La déforestation repart à la hausse ces dernières années, notamment en Amazonie brésilienne. Pour ne plus participer à ce désastre, l’Union européenne planche depuis plus d’un an sur un projet de règlement visant à interdire l’importation de produits issus de la déforestation sur son sol. Après des négociations ardues et des compromis, un trilogue entre le Parlement, la Commission et le Conseil s’est tenu les 5 et 6 décembre 2022. Il a abouti sur un accord, faisant de l’Europe la première économie du monde à se doter d’une réglementation contre la déforestation importée.
Le Parlement et le Conseil devront approuver formellement l’accord dans les prochaines semaines. Il entrera ensuite en vigueur 20 jours plus tard. Dès lors, les entreprises auront 18 mois pour déployer un système de traçabilité garantissant, pour les produits encadrés, qu’ils ne proviennent pas de territoires ayant été déboisés après fin 2020. Et ce, où que ce soit dans le monde.

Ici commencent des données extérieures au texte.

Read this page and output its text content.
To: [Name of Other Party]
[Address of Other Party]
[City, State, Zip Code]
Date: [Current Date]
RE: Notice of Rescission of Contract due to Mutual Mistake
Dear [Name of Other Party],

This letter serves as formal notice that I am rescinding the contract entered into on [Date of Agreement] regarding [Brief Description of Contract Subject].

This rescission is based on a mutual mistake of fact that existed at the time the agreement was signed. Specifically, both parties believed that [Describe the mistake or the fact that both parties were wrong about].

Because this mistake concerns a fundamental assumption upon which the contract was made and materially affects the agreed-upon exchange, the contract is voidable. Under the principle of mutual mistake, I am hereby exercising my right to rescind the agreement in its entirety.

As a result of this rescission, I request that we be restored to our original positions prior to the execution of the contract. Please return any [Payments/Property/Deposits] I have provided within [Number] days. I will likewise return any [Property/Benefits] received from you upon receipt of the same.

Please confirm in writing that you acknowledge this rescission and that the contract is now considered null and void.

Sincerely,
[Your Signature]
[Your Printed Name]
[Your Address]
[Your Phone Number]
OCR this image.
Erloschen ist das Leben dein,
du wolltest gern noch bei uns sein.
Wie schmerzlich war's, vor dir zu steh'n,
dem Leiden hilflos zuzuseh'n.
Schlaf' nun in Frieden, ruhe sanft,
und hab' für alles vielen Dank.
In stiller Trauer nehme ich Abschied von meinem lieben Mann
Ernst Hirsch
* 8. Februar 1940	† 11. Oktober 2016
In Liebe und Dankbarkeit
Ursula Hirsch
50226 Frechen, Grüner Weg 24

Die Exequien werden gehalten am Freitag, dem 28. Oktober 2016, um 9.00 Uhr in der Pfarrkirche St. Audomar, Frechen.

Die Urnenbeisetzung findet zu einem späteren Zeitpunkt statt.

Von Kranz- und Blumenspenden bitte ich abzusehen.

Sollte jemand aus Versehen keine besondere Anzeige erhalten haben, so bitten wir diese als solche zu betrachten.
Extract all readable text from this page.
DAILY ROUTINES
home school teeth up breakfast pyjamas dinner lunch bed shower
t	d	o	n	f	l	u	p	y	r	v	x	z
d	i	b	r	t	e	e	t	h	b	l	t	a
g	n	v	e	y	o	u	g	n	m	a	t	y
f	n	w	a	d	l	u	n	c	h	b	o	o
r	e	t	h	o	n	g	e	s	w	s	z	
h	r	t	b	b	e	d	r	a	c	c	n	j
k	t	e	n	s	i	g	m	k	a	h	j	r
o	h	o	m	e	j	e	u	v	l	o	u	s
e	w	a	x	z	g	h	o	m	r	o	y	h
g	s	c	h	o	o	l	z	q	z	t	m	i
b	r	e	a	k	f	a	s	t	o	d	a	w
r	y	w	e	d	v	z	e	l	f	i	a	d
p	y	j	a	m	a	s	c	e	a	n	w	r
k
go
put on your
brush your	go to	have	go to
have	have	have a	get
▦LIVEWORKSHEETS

Le WWF salue un « accord historique ». Les ONG Greenpeace et Canopée – Forêts Vivantes tempèrent toutefois cet enthousiasme. Greenpeace mentionne « une réglementation ambitieuse, mais imparfaite ». Canopée – Forêts Vivantes dénonce pour sa part le champ restreint d’application du texte. En particulier, l’association regrette qu’il ne prenne en compte que les forêts et exclut à ce stade les autres terres boisées.
De nombreux produits concernés
Au fur et à mesure des négociations, le nombre de produits agricoles et dérivés entrant dans le champ d’application du règlement a été étendu. Ce dernier imposera finalement des obligations aux entreprises qui importent ou exportent du bétail, du bois, du soja, de l’huile de palme, du cacao, du café et du caoutchouc. Il concernera aussi certains produits dérivés comme la viande de bœuf, le cuir, le chocolat, le charbon de bois, le papier imprimé, la laine, les pneus et les meubles.
Tous « les opérateurs et commerçants qui ne sont pas des PME » devront se doter d’un système de vigilance pour exclure les produits issus de la déforestation de leur chaîne d’approvisionnement, prévoit le règlement. Ils devront ainsi publier une déclaration de « diligence raisonnable ». Celle-ci s’appuiera sur un processus en trois étapes pour analyser et corriger les risques d’illégalité qui peuvent intervenir tout au long d’une chaîne d’approvisionnement de produits visés.
Des images satellites qui font foi et des contrôles
En particulier, les opérateurs devront enregistrer les coordonnées GPS des parcelles de terre d’où proviennent les produits concernés. Dès lors, ils devront prouver qu’aucune forêt n’y a été récemment déboisée, sous peine d’amende. « Récemment » signifie depuis le 31 décembre 2020, selon le règlement. La comparaison des images satellites à l’instant T avec celles datant de cette référence permettront d’organiser des contrôles.
Le règlement prévoit trois classes de pays : les pays à risque élevé, standard ou faible. Cette liste des pays est en cours de définition. L’accord prévoit notamment l’organisation de contrôles sur 9 % des transactions à destination de l’Europe pour les pays les plus à risque, de 3 % pour le risque standard. Pour les pays considérés comme les plus fiables, les contrôles ne concerneront que 1 % des transactions. Les contrevenants s’exposent à une amende pouvant atteindre jusqu’à 4 % de leur chiffre d’affaires en Europe.
Des manques sur les terres boisées et les peuples autochtones
Au-delà des seules forêts, le Parlement proposait d’intégrer d’« autres terres boisées » dans le champ d’application du règlement. Finalement, les négociateurs ont décidé de ne pas les inclure à ce stade. Ils prévoient néanmoins la réalisation d’une étude d’impact par la Commission sur la possibilité d’inclure d’autres écosystèmes – comme les savanes, les tourbières et les zones humides –, ainsi qu’une clause de révision dans un délai d’un an à partir de son entrée en vigueur.
Deux ans au plus tard après son entrée en vigueur, il sera aussi temps d’étudier la potentielle inclusion d’autres produits comme le maïs et les agrocarburants. La Commission évaluera en plus la possibilité d’étendre la diligence raisonnable aux institutions financières et à leurs services financiers.
Enfin, les ONG regrettent que le texte présente des manques concernant la protection des peuples autochtones. En effet, il limite le respect des droits humains aux lois nationales. Ainsi, si un pays discrimine certaines populations, leurs droits ne seront pas davantage pris en compte dans le cadre de cette nouvelle réglementation. Pour l’instant, aucune révision n’est prévue sur ce point.